Friday, December 16, 2016

Banning Books and Why I'm Angry

So, recently I came across a story involving the censorship of books, and the typical stupidity of some people.

Parents in Illinois are pushing to have eight books banned from the school, including:
  • The Lovely Bones by Alice Sebold
  • The God of Small Things by Arundhati Roy 
  • Thirteen Reasons Why by Jay Asher
  • A Separate Peace by John Knowles
  • After the First Death by Robert Cormier
  • All the Bright Places by Jennifer Niven
  • Go Tell it on the Mountain by James Baldwin
  • I Know Why The Caged Bird Sings by Maya Angelou 
I'm sure you, too, have read -or at least recognize- some of these books, and I think it's absolutely ridiculous that parents are pushing to have these banned from that school. 

I'm no stranger to the Anti-Banned Books movement, but this particular story has really sparked my flame of hatred for this type of censorship. 

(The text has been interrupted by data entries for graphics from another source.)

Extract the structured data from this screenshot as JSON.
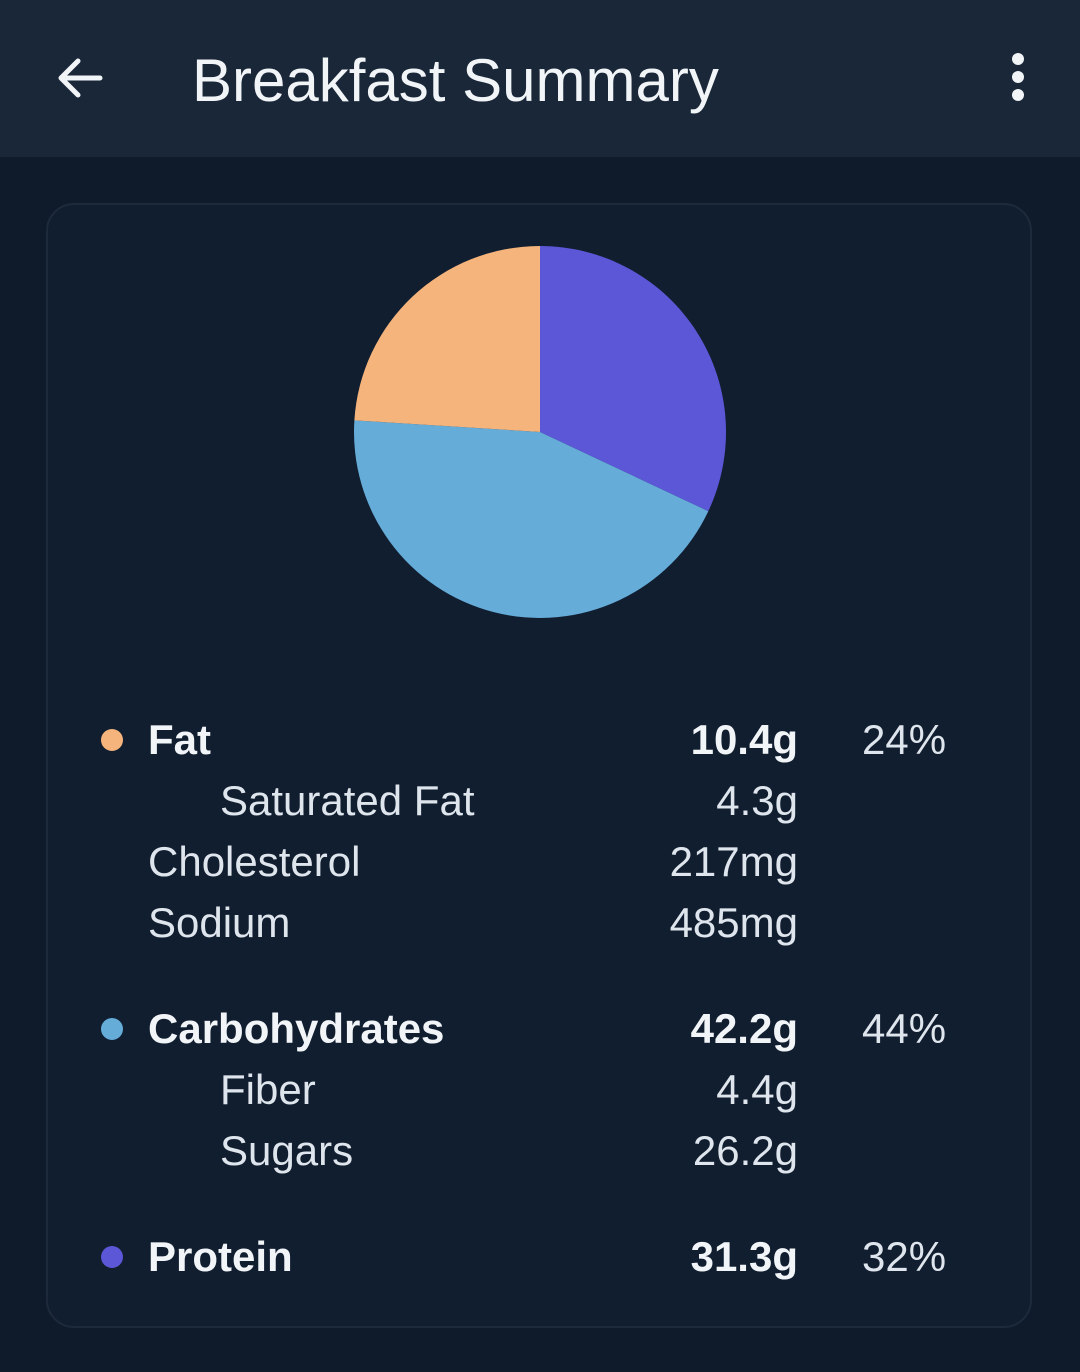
{
  "header": {
    "back_icon": "arrow-left-icon",
    "title": "Breakfast Summary",
    "menu_icon": "more-vert-icon"
  },
  "colors": {
    "fat": "#f5b47c",
    "carbohydrates": "#65acd9",
    "protein": "#5b57d7"
  },
  "chart_data": {
    "type": "pie",
    "slices": [
      {
        "label": "Protein",
        "value": 32,
        "color": "#5b57d7"
      },
      {
        "label": "Carbohydrates",
        "value": 44,
        "color": "#65acd9"
      },
      {
        "label": "Fat",
        "value": 24,
        "color": "#f5b47c"
      }
    ]
  },
  "nutrients": {
    "fat": {
      "label": "Fat",
      "amount": "10.4g",
      "percent": "24%"
    },
    "saturated_fat": {
      "label": "Saturated Fat",
      "amount": "4.3g"
    },
    "cholesterol": {
      "label": "Cholesterol",
      "amount": "217mg"
    },
    "sodium": {
      "label": "Sodium",
      "amount": "485mg"
    },
    "carbohydrates": {
      "label": "Carbohydrates",
      "amount": "42.2g",
      "percent": "44%"
    },
    "fiber": {
      "label": "Fiber",
      "amount": "4.4g"
    },
    "sugars": {
      "label": "Sugars",
      "amount": "26.2g"
    },
    "protein": {
      "label": "Protein",
      "amount": "31.3g",
      "percent": "32%"
    }
  }
}
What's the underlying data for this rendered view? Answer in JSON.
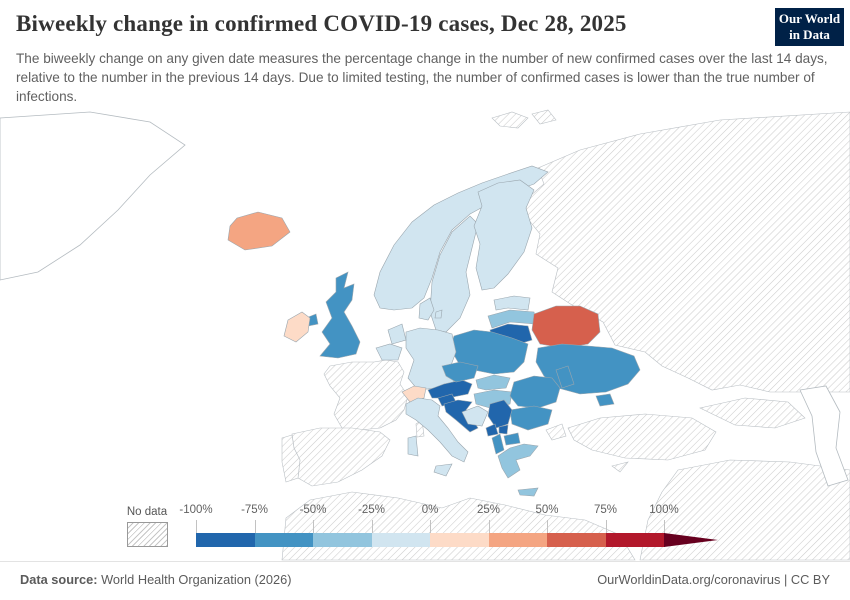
{
  "header": {
    "title": "Biweekly change in confirmed COVID-19 cases, Dec 28, 2025",
    "subtitle": "The biweekly change on any given date measures the percentage change in the number of new confirmed cases over the last 14 days, relative to the number in the previous 14 days. Due to limited testing, the number of confirmed cases is lower than the true number of infections.",
    "logo": {
      "line1": "Our World",
      "line2": "in Data"
    }
  },
  "legend": {
    "no_data_label": "No data",
    "ticks": [
      "-100%",
      "-75%",
      "-50%",
      "-25%",
      "0%",
      "25%",
      "50%",
      "75%",
      "100%"
    ],
    "segment_colors": [
      "#2166ac",
      "#4393c3",
      "#92c5de",
      "#d1e5f0",
      "#fddbc7",
      "#f4a582",
      "#d6604d",
      "#b2182b"
    ],
    "arrow_color": "#67001f"
  },
  "footer": {
    "source_label": "Data source:",
    "source_text": " World Health Organization (2026)",
    "link_text": "OurWorldinData.org/coronavirus | CC BY"
  },
  "chart_data": {
    "type": "choropleth-map",
    "title": "Biweekly change in confirmed COVID-19 cases",
    "date": "Dec 28, 2025",
    "region_shown": "Europe",
    "unit": "%",
    "scale": {
      "min": -100,
      "max": 100,
      "bins": [
        {
          "range": "-100% to -75%",
          "color": "#2166ac"
        },
        {
          "range": "-75% to -50%",
          "color": "#4393c3"
        },
        {
          "range": "-50% to -25%",
          "color": "#92c5de"
        },
        {
          "range": "-25% to 0%",
          "color": "#d1e5f0"
        },
        {
          "range": "0% to 25%",
          "color": "#fddbc7"
        },
        {
          "range": "25% to 50%",
          "color": "#f4a582"
        },
        {
          "range": "50% to 75%",
          "color": "#d6604d"
        },
        {
          "range": "75% to 100%",
          "color": "#b2182b"
        },
        {
          "range": "> 100%",
          "color": "#67001f"
        }
      ]
    },
    "countries": [
      {
        "id": "iceland",
        "name": "Iceland",
        "color": "#f4a582",
        "bucket": "25% to 50%"
      },
      {
        "id": "norway",
        "name": "Norway",
        "color": "#d1e5f0",
        "bucket": "-25% to 0%"
      },
      {
        "id": "sweden",
        "name": "Sweden",
        "color": "#d1e5f0",
        "bucket": "-25% to 0%"
      },
      {
        "id": "finland",
        "name": "Finland",
        "color": "#d1e5f0",
        "bucket": "-25% to 0%"
      },
      {
        "id": "denmark",
        "name": "Denmark",
        "color": "#d1e5f0",
        "bucket": "-25% to 0%"
      },
      {
        "id": "estonia",
        "name": "Estonia",
        "color": "#d1e5f0",
        "bucket": "-25% to 0%"
      },
      {
        "id": "latvia",
        "name": "Latvia",
        "color": "#92c5de",
        "bucket": "-50% to -25%"
      },
      {
        "id": "lithuania",
        "name": "Lithuania",
        "color": "#2166ac",
        "bucket": "-100% to -75%"
      },
      {
        "id": "belarus",
        "name": "Belarus",
        "color": "#d6604d",
        "bucket": "50% to 75%"
      },
      {
        "id": "poland",
        "name": "Poland",
        "color": "#4393c3",
        "bucket": "-75% to -50%"
      },
      {
        "id": "germany",
        "name": "Germany",
        "color": "#d1e5f0",
        "bucket": "-25% to 0%"
      },
      {
        "id": "netherlands",
        "name": "Netherlands",
        "color": "#d1e5f0",
        "bucket": "-25% to 0%"
      },
      {
        "id": "belgium",
        "name": "Belgium",
        "color": "#d1e5f0",
        "bucket": "-25% to 0%"
      },
      {
        "id": "united-kingdom",
        "name": "United Kingdom",
        "color": "#4393c3",
        "bucket": "-75% to -50%"
      },
      {
        "id": "ireland",
        "name": "Ireland",
        "color": "#fddbc7",
        "bucket": "0% to 25%"
      },
      {
        "id": "switzerland",
        "name": "Switzerland",
        "color": "#fddbc7",
        "bucket": "0% to 25%"
      },
      {
        "id": "austria",
        "name": "Austria",
        "color": "#2166ac",
        "bucket": "-100% to -75%"
      },
      {
        "id": "czechia",
        "name": "Czechia",
        "color": "#4393c3",
        "bucket": "-75% to -50%"
      },
      {
        "id": "slovakia",
        "name": "Slovakia",
        "color": "#92c5de",
        "bucket": "-50% to -25%"
      },
      {
        "id": "hungary",
        "name": "Hungary",
        "color": "#92c5de",
        "bucket": "-50% to -25%"
      },
      {
        "id": "italy",
        "name": "Italy",
        "color": "#d1e5f0",
        "bucket": "-25% to 0%"
      },
      {
        "id": "slovenia",
        "name": "Slovenia",
        "color": "#2166ac",
        "bucket": "-100% to -75%"
      },
      {
        "id": "croatia",
        "name": "Croatia",
        "color": "#2166ac",
        "bucket": "-100% to -75%"
      },
      {
        "id": "bosnia",
        "name": "Bosnia and Herzegovina",
        "color": "#d1e5f0",
        "bucket": "-25% to 0%"
      },
      {
        "id": "serbia",
        "name": "Serbia",
        "color": "#2166ac",
        "bucket": "-100% to -75%"
      },
      {
        "id": "montenegro",
        "name": "Montenegro",
        "color": "#2166ac",
        "bucket": "-100% to -75%"
      },
      {
        "id": "kosovo",
        "name": "Kosovo",
        "color": "#2166ac",
        "bucket": "-100% to -75%"
      },
      {
        "id": "north-macedonia",
        "name": "North Macedonia",
        "color": "#4393c3",
        "bucket": "-75% to -50%"
      },
      {
        "id": "albania",
        "name": "Albania",
        "color": "#4393c3",
        "bucket": "-75% to -50%"
      },
      {
        "id": "romania",
        "name": "Romania",
        "color": "#4393c3",
        "bucket": "-75% to -50%"
      },
      {
        "id": "moldova",
        "name": "Moldova",
        "color": "#4393c3",
        "bucket": "-75% to -50%"
      },
      {
        "id": "bulgaria",
        "name": "Bulgaria",
        "color": "#4393c3",
        "bucket": "-75% to -50%"
      },
      {
        "id": "ukraine",
        "name": "Ukraine",
        "color": "#4393c3",
        "bucket": "-75% to -50%"
      },
      {
        "id": "greece",
        "name": "Greece",
        "color": "#92c5de",
        "bucket": "-50% to -25%"
      }
    ],
    "no_data": [
      "France",
      "Spain",
      "Portugal",
      "Russia",
      "Turkey",
      "Cyprus",
      "Svalbard",
      "North Africa",
      "Middle East",
      "Caucasus"
    ]
  }
}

In the second article, we get plenty of interviews from parents and teachers involved, and honestly, I don't know what bubble they're all living in. I highly recommend you go read at least the second article, but I'll pull a couple quotes out to show you what I mean. 

“I’ve read some excerpts of [‘I know Why the Caged Bird Sings’] that include an 8-year-old getting raped; it’s very explicit,” said Mary Kay Fessler. “The sexual content is too much for their young minds to process. As an adult, yes, we can process that, but as a 14-, 15-,16-year-old, I don’t’ think they have the neurological [power] to process that.”
First of all. Is that not offensive?  Fun fact- teenagers have the "neurological power" to process the seriousness of rape, thank you very much Mrs. Fessler. And secondly, if you're particular child doesn't have the "neurological power" to "process that", then I think you have some parenting to do.

'“We can’t have 18-year-olds reading about masturbation or sexual issues, regardless of the literature. I don’t care if it’s from Dickens or who else,” Rick Ligthart said, in summary."
Okay, I mean, that makes sense. We can send 18-year-olds off to fight and defend our country, but God forbid they read about "sexual issues". I'm sorry, but you can't shelter students forever, and maybe it's better that they read about things inside of literature, as opposed to online.

"Reigle called “The God of Small Things” “smut” and “porn”."
Right, right. Let's take a work that's been crafted with a plot of complexity and a deeper message hidden within the layers of the story, and plop a label on it. Has this "Reigle" even read more than the controversial bits before stating this offensive overgeneralization?

Okay my point here is that CENSORSHIP ISN'T OKAY. And it's hypocritical to try to censor literature, and then turn around and allow even worse content to be taken in through the internet and TV. Instead of censoring books, parents, why don't we allow students to enjoy reading, and learn about all aspects of life- including the ones you'd rather them not know about. Because the truth of the matter here is that teenagers need to be exposed to things that they will have to deal with later on in life without someone coaching them through it. The opinions you get from other people won't always line up with your own, and if you never have to seen possibly offensive, contradicting opinions, how will you know how to deal with those?

As always, you can protest book banning and censorship by reading a banned or challenged book, and letting people know.